7) de procéder aux jonctions et disjonctions d’instance ; de prononcer l’extinction de l’instance dans les cas prévus par la loi ».

Courage, nous y sommes presque…

 


 

(1) « Le principe de sécurité juridique et les procédures orales », Procédures 2006, Études no 6.

(2) CPC, art. 843 (tribunal d’instance et juridiction de proximité) ; art. 871 (tribunal de commerce) ; C. trav., art. R. 516-6 et R. 516-7 pour le conseil de prud’hommes ; CPC, art. 882 pour le tribunal paritaire des baux ruraux par renvoi à l’article 843 du même code.

(3) Cass. 1re civ., 22 oct. 1974, no XXXX, Bull. civ. 1974, I, no 273.

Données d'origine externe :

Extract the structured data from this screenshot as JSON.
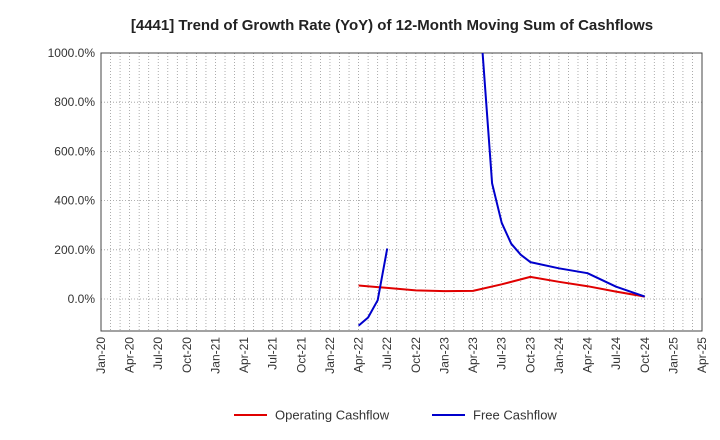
{
  "chart_data": {
    "type": "line",
    "title": "[4441]  Trend of Growth Rate (YoY) of 12-Month Moving Sum of Cashflows",
    "xlabel": "",
    "ylabel": "",
    "ylim": [
      -130,
      1000
    ],
    "y_ticks": [
      0,
      200,
      400,
      600,
      800,
      1000
    ],
    "y_tick_labels": [
      "0.0%",
      "200.0%",
      "400.0%",
      "600.0%",
      "800.0%",
      "1000.0%"
    ],
    "x_range": [
      "2020-01",
      "2025-04"
    ],
    "x_tick_labels": [
      "Jan-20",
      "Apr-20",
      "Jul-20",
      "Oct-20",
      "Jan-21",
      "Apr-21",
      "Jul-21",
      "Oct-21",
      "Jan-22",
      "Apr-22",
      "Jul-22",
      "Oct-22",
      "Jan-23",
      "Apr-23",
      "Jul-23",
      "Oct-23",
      "Jan-24",
      "Apr-24",
      "Jul-24",
      "Oct-24",
      "Jan-25",
      "Apr-25"
    ],
    "grid": true,
    "legend_position": "bottom",
    "series": [
      {
        "name": "Operating Cashflow",
        "color": "#e00000",
        "points": [
          {
            "x": "2022-04",
            "y": 55
          },
          {
            "x": "2022-07",
            "y": 45
          },
          {
            "x": "2022-10",
            "y": 35
          },
          {
            "x": "2023-01",
            "y": 32
          },
          {
            "x": "2023-04",
            "y": 33
          },
          {
            "x": "2023-07",
            "y": 60
          },
          {
            "x": "2023-10",
            "y": 90
          },
          {
            "x": "2024-01",
            "y": 70
          },
          {
            "x": "2024-04",
            "y": 52
          },
          {
            "x": "2024-07",
            "y": 30
          },
          {
            "x": "2024-10",
            "y": 10
          }
        ]
      },
      {
        "name": "Free Cashflow",
        "color": "#0000cc",
        "segments": [
          [
            {
              "x": "2022-04",
              "y": -108
            },
            {
              "x": "2022-05",
              "y": -75
            },
            {
              "x": "2022-06",
              "y": -5
            },
            {
              "x": "2022-07",
              "y": 205
            }
          ],
          [
            {
              "x": "2023-05",
              "y": 1000
            },
            {
              "x": "2023-06",
              "y": 470
            },
            {
              "x": "2023-07",
              "y": 310
            },
            {
              "x": "2023-08",
              "y": 225
            },
            {
              "x": "2023-09",
              "y": 180
            },
            {
              "x": "2023-10",
              "y": 150
            },
            {
              "x": "2024-01",
              "y": 125
            },
            {
              "x": "2024-04",
              "y": 105
            },
            {
              "x": "2024-07",
              "y": 50
            },
            {
              "x": "2024-10",
              "y": 10
            }
          ]
        ]
      }
    ]
  }
}
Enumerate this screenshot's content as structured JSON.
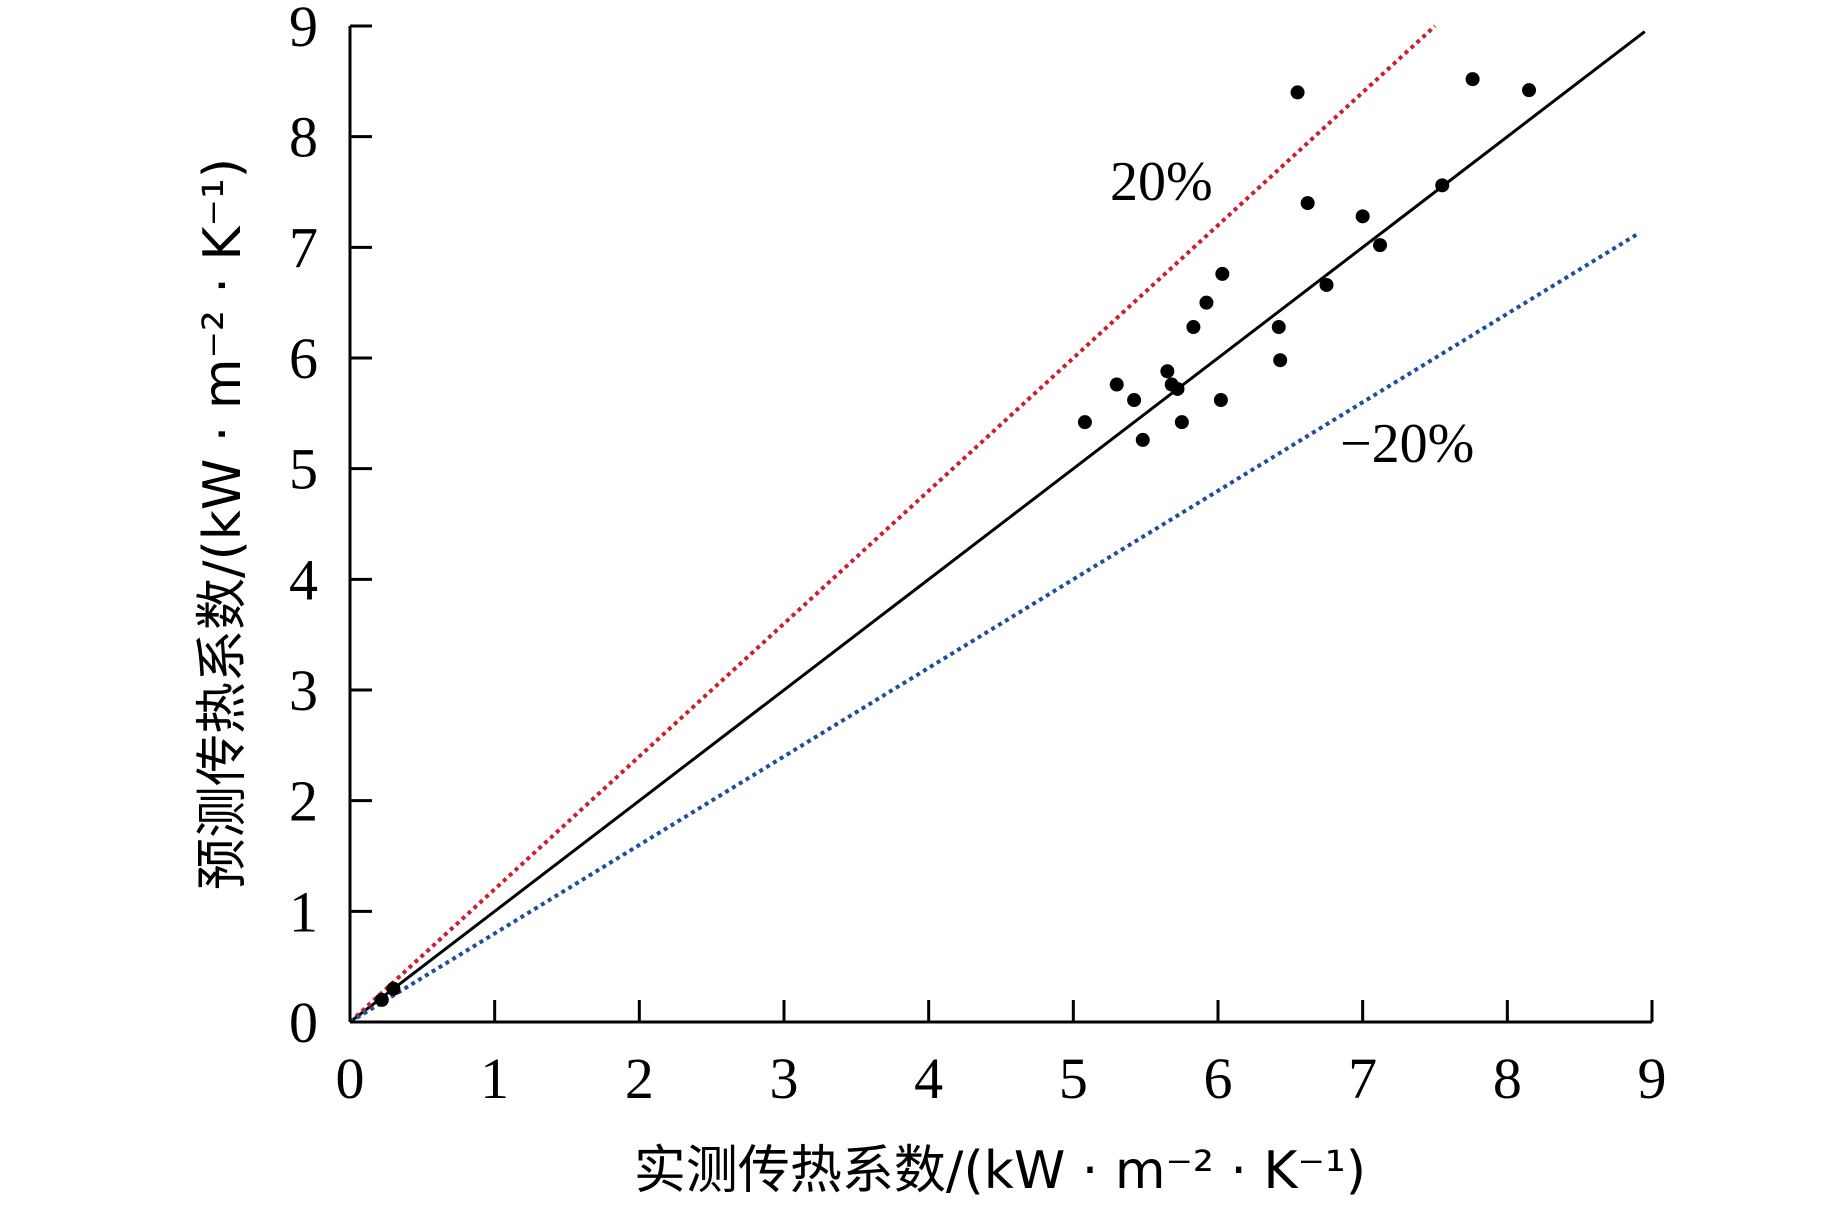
{
  "chart_data": {
    "type": "scatter",
    "title": "",
    "xlabel": "实测传热系数/(kW · m⁻² · K⁻¹)",
    "ylabel": "预测传热系数/(kW · m⁻² · K⁻¹)",
    "xlim": [
      0,
      9
    ],
    "ylim": [
      0,
      9
    ],
    "x_ticks": [
      "0",
      "1",
      "2",
      "3",
      "4",
      "5",
      "6",
      "7",
      "8",
      "9"
    ],
    "y_ticks": [
      "0",
      "1",
      "2",
      "3",
      "4",
      "5",
      "6",
      "7",
      "8",
      "9"
    ],
    "grid": false,
    "legend": "none",
    "reference_lines": [
      {
        "label": "",
        "slope": 1.0,
        "style": "solid",
        "color": "#000000",
        "x_end": 8.95
      },
      {
        "label": "20%",
        "slope": 1.2,
        "style": "dotted",
        "color": "#cc1f2b",
        "x_end": 7.5
      },
      {
        "label": "−20%",
        "slope": 0.8,
        "style": "dotted",
        "color": "#1f4f99",
        "x_end": 8.9
      }
    ],
    "points": [
      {
        "x": 5.08,
        "y": 5.42
      },
      {
        "x": 5.3,
        "y": 5.76
      },
      {
        "x": 5.42,
        "y": 5.62
      },
      {
        "x": 5.48,
        "y": 5.26
      },
      {
        "x": 5.65,
        "y": 5.88
      },
      {
        "x": 5.68,
        "y": 5.76
      },
      {
        "x": 5.72,
        "y": 5.72
      },
      {
        "x": 5.75,
        "y": 5.42
      },
      {
        "x": 5.83,
        "y": 6.28
      },
      {
        "x": 5.92,
        "y": 6.5
      },
      {
        "x": 6.02,
        "y": 5.62
      },
      {
        "x": 6.03,
        "y": 6.76
      },
      {
        "x": 6.42,
        "y": 6.28
      },
      {
        "x": 6.43,
        "y": 5.98
      },
      {
        "x": 6.55,
        "y": 8.4
      },
      {
        "x": 6.62,
        "y": 7.4
      },
      {
        "x": 6.75,
        "y": 6.66
      },
      {
        "x": 7.0,
        "y": 7.28
      },
      {
        "x": 7.12,
        "y": 7.02
      },
      {
        "x": 7.55,
        "y": 7.56
      },
      {
        "x": 7.76,
        "y": 8.52
      },
      {
        "x": 8.15,
        "y": 8.42
      },
      {
        "x": 0.22,
        "y": 0.2
      },
      {
        "x": 0.3,
        "y": 0.3
      }
    ]
  }
}
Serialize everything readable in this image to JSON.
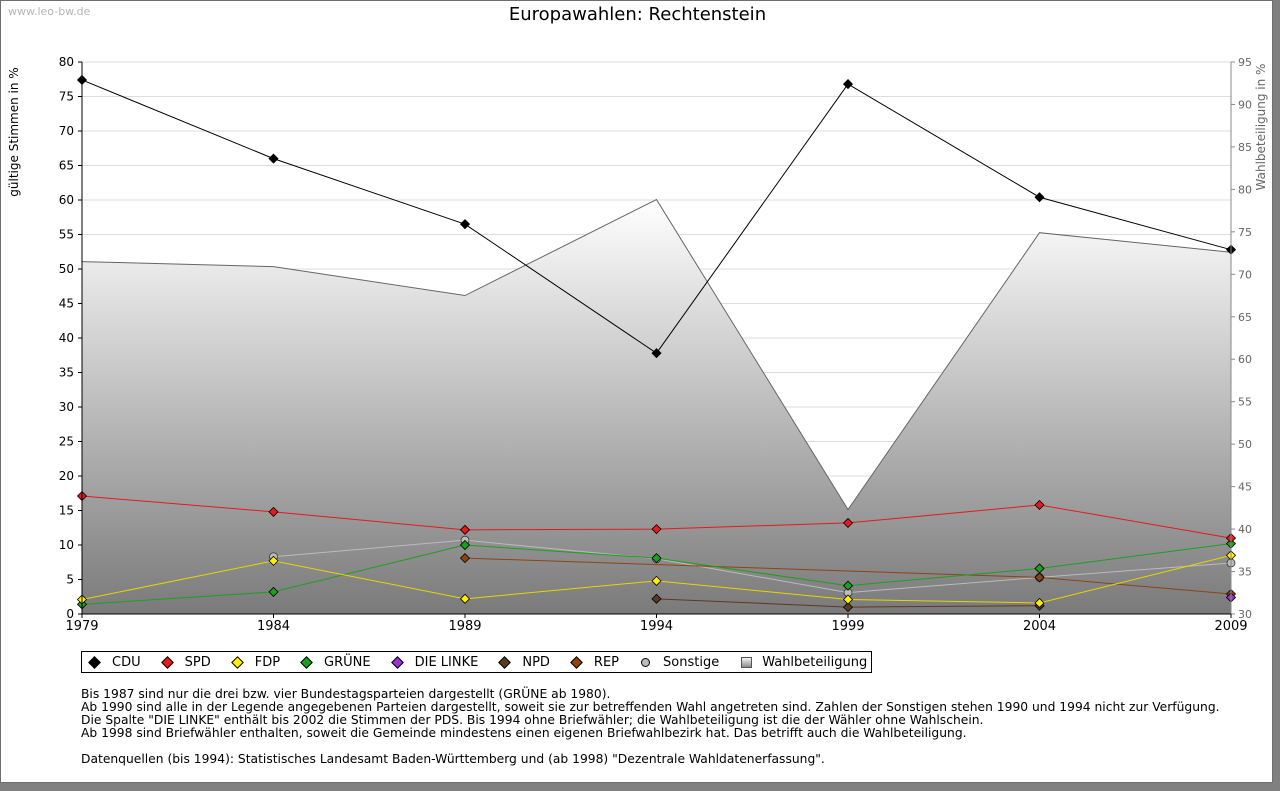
{
  "watermark": "www.leo-bw.de",
  "chart_data": {
    "type": "line",
    "title": "Europawahlen: Rechtenstein",
    "ylabel": "gültige Stimmen in %",
    "y2label": "Wahlbeteiligung in %",
    "ylim": [
      0,
      80
    ],
    "y2lim": [
      30,
      95
    ],
    "yticks": [
      0,
      5,
      10,
      15,
      20,
      25,
      30,
      35,
      40,
      45,
      50,
      55,
      60,
      65,
      70,
      75,
      80
    ],
    "y2ticks": [
      30,
      35,
      40,
      45,
      50,
      55,
      60,
      65,
      70,
      75,
      80,
      85,
      90,
      95
    ],
    "categories": [
      "1979",
      "1984",
      "1989",
      "1994",
      "1999",
      "2004",
      "2009"
    ],
    "area": {
      "name": "Wahlbeteiligung",
      "axis": "right",
      "values": [
        71.5,
        70.9,
        67.5,
        78.8,
        42.3,
        74.9,
        72.6
      ]
    },
    "series": [
      {
        "name": "CDU",
        "color": "#000000",
        "values": [
          77.4,
          66.0,
          56.5,
          37.8,
          76.8,
          60.4,
          52.8
        ]
      },
      {
        "name": "SPD",
        "color": "#e41a1c",
        "values": [
          17.1,
          14.8,
          12.2,
          12.3,
          13.2,
          15.8,
          11.0
        ]
      },
      {
        "name": "FDP",
        "color": "#ffee00",
        "values": [
          2.1,
          7.7,
          2.2,
          4.8,
          2.1,
          1.6,
          8.5
        ]
      },
      {
        "name": "GRÜNE",
        "color": "#1ca01c",
        "values": [
          1.4,
          3.2,
          10.0,
          8.1,
          4.1,
          6.6,
          10.2
        ]
      },
      {
        "name": "DIE LINKE",
        "color": "#9933cc",
        "values": [
          null,
          null,
          null,
          null,
          null,
          null,
          2.4
        ]
      },
      {
        "name": "NPD",
        "color": "#5a3a22",
        "values": [
          null,
          null,
          null,
          2.2,
          1.0,
          1.2,
          null
        ]
      },
      {
        "name": "REP",
        "color": "#8b4513",
        "values": [
          null,
          null,
          8.1,
          null,
          null,
          5.3,
          2.9
        ]
      },
      {
        "name": "Sonstige",
        "color": "#bbbbbb",
        "values": [
          null,
          8.3,
          10.7,
          8.0,
          3.1,
          5.3,
          7.4
        ]
      }
    ],
    "legend": [
      {
        "label": "CDU",
        "color": "#000000",
        "shape": "diamond"
      },
      {
        "label": "SPD",
        "color": "#e41a1c",
        "shape": "diamond"
      },
      {
        "label": "FDP",
        "color": "#ffee00",
        "shape": "diamond"
      },
      {
        "label": "GRÜNE",
        "color": "#1ca01c",
        "shape": "diamond"
      },
      {
        "label": "DIE LINKE",
        "color": "#9933cc",
        "shape": "diamond"
      },
      {
        "label": "NPD",
        "color": "#5a3a22",
        "shape": "diamond"
      },
      {
        "label": "REP",
        "color": "#8b4513",
        "shape": "diamond"
      },
      {
        "label": "Sonstige",
        "color": "#bbbbbb",
        "shape": "circle"
      },
      {
        "label": "Wahlbeteiligung",
        "color": "#999999",
        "shape": "square"
      }
    ]
  },
  "notes": [
    "Bis 1987 sind nur die drei bzw. vier Bundestagsparteien dargestellt (GRÜNE ab 1980).",
    "Ab 1990 sind alle in der Legende angegebenen Parteien dargestellt, soweit sie zur betreffenden Wahl angetreten sind. Zahlen der Sonstigen stehen 1990 und 1994 nicht zur Verfügung.",
    "Die Spalte \"DIE LINKE\" enthält bis 2002 die Stimmen der PDS. Bis 1994 ohne Briefwähler; die Wahlbeteiligung ist die der Wähler ohne Wahlschein.",
    "Ab 1998 sind Briefwähler enthalten, soweit die Gemeinde mindestens einen eigenen Briefwahlbezirk hat. Das betrifft auch die Wahlbeteiligung."
  ],
  "source": "Datenquellen (bis 1994): Statistisches Landesamt Baden-Württemberg und (ab 1998) \"Dezentrale Wahldatenerfassung\"."
}
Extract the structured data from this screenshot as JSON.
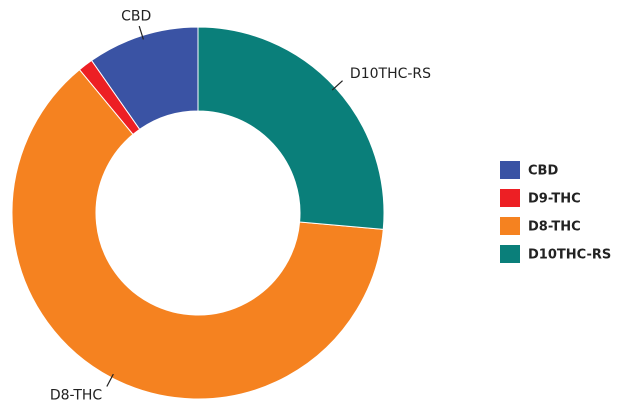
{
  "chart_data": {
    "type": "donut",
    "categories": [
      "CBD",
      "D9-THC",
      "D8-THC",
      "D10THC-RS"
    ],
    "values": [
      9.7,
      1.3,
      62.6,
      26.4
    ],
    "colors": [
      "#3a53a4",
      "#ed1f24",
      "#f58220",
      "#0a7f7a"
    ],
    "outside_labels": [
      "CBD",
      "D8-THC",
      "D10THC-RS"
    ],
    "legend": "right"
  }
}
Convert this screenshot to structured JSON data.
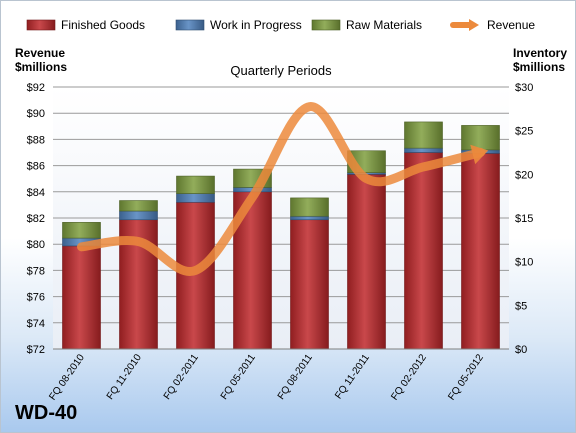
{
  "chart_data": {
    "type": "bar",
    "title": "Quarterly Periods",
    "company": "WD-40",
    "ylabel_left": [
      "Revenue",
      "$millions"
    ],
    "ylabel_right": [
      "Inventory",
      "$millions"
    ],
    "ylim_left": [
      72,
      92
    ],
    "ylim_right": [
      0,
      30
    ],
    "left_ticks": [
      "$72",
      "$74",
      "$76",
      "$78",
      "$80",
      "$82",
      "$84",
      "$86",
      "$88",
      "$90",
      "$92"
    ],
    "right_ticks": [
      "$0",
      "$5",
      "$10",
      "$15",
      "$20",
      "$25",
      "$30"
    ],
    "grid": true,
    "legend_position": "top",
    "categories": [
      "FQ 08-2010",
      "FQ 11-2010",
      "FQ 02-2011",
      "FQ 05-2011",
      "FQ 08-2011",
      "FQ 11-2011",
      "FQ 02-2012",
      "FQ 05-2012"
    ],
    "series": [
      {
        "name": "Finished Goods",
        "axis": "right",
        "stack": true,
        "color": "#c0282b",
        "values": [
          11.8,
          14.8,
          16.8,
          18.0,
          14.8,
          20.0,
          22.5,
          22.4
        ]
      },
      {
        "name": "Work in Progress",
        "axis": "right",
        "stack": true,
        "color": "#4f81bd",
        "values": [
          0.9,
          1.0,
          1.0,
          0.5,
          0.4,
          0.2,
          0.5,
          0.4
        ]
      },
      {
        "name": "Raw Materials",
        "axis": "right",
        "stack": true,
        "color": "#7f9e3e",
        "values": [
          1.8,
          1.2,
          2.0,
          2.1,
          2.1,
          2.5,
          3.0,
          2.8
        ]
      },
      {
        "name": "Revenue",
        "axis": "left",
        "type": "line",
        "color": "#ec8a3c",
        "values": [
          79.8,
          80.2,
          78.0,
          83.6,
          90.5,
          85.0,
          85.9,
          87.0
        ]
      }
    ]
  }
}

(4) Notamment D. no 2009-1524, 9 déc. 2009, relatif à la procédure d’appel avec représentation obligatoire en matière civile.

(5) Notamment, discours de M. le recteur Guinchard, 18 janv. 2008 ; rapport Commission Magendie 2004, motion ACE, Commission Procédure civile, Congrès national de Toulouse, 5-6 nov. 2009.

(6) Texte en vigueur le 1er déc. 2010, applicable aux procédures en cours, sous certaines réserves tenant notamment à la tentative préalable de conciliation et aux instances en rectification.

(7) Discours de rentrée du Premier président Magendie, 16 janv. 2008.

(8) E. Jullien, « Réflexions sur une réforme annoncée de la postulation de première instance », Gaz. Pal., 28 sept. 2010.

(9) Comment répondre efficacement dans l’intérêt de son client à une communication de 100 pièces sans connaître les moyens adverses qui en sont le soutien ?

(10) Souligné par l’auteur.

(11) Publication du Conseil de la modernisation des politiques publiques, 4 avr. 2008.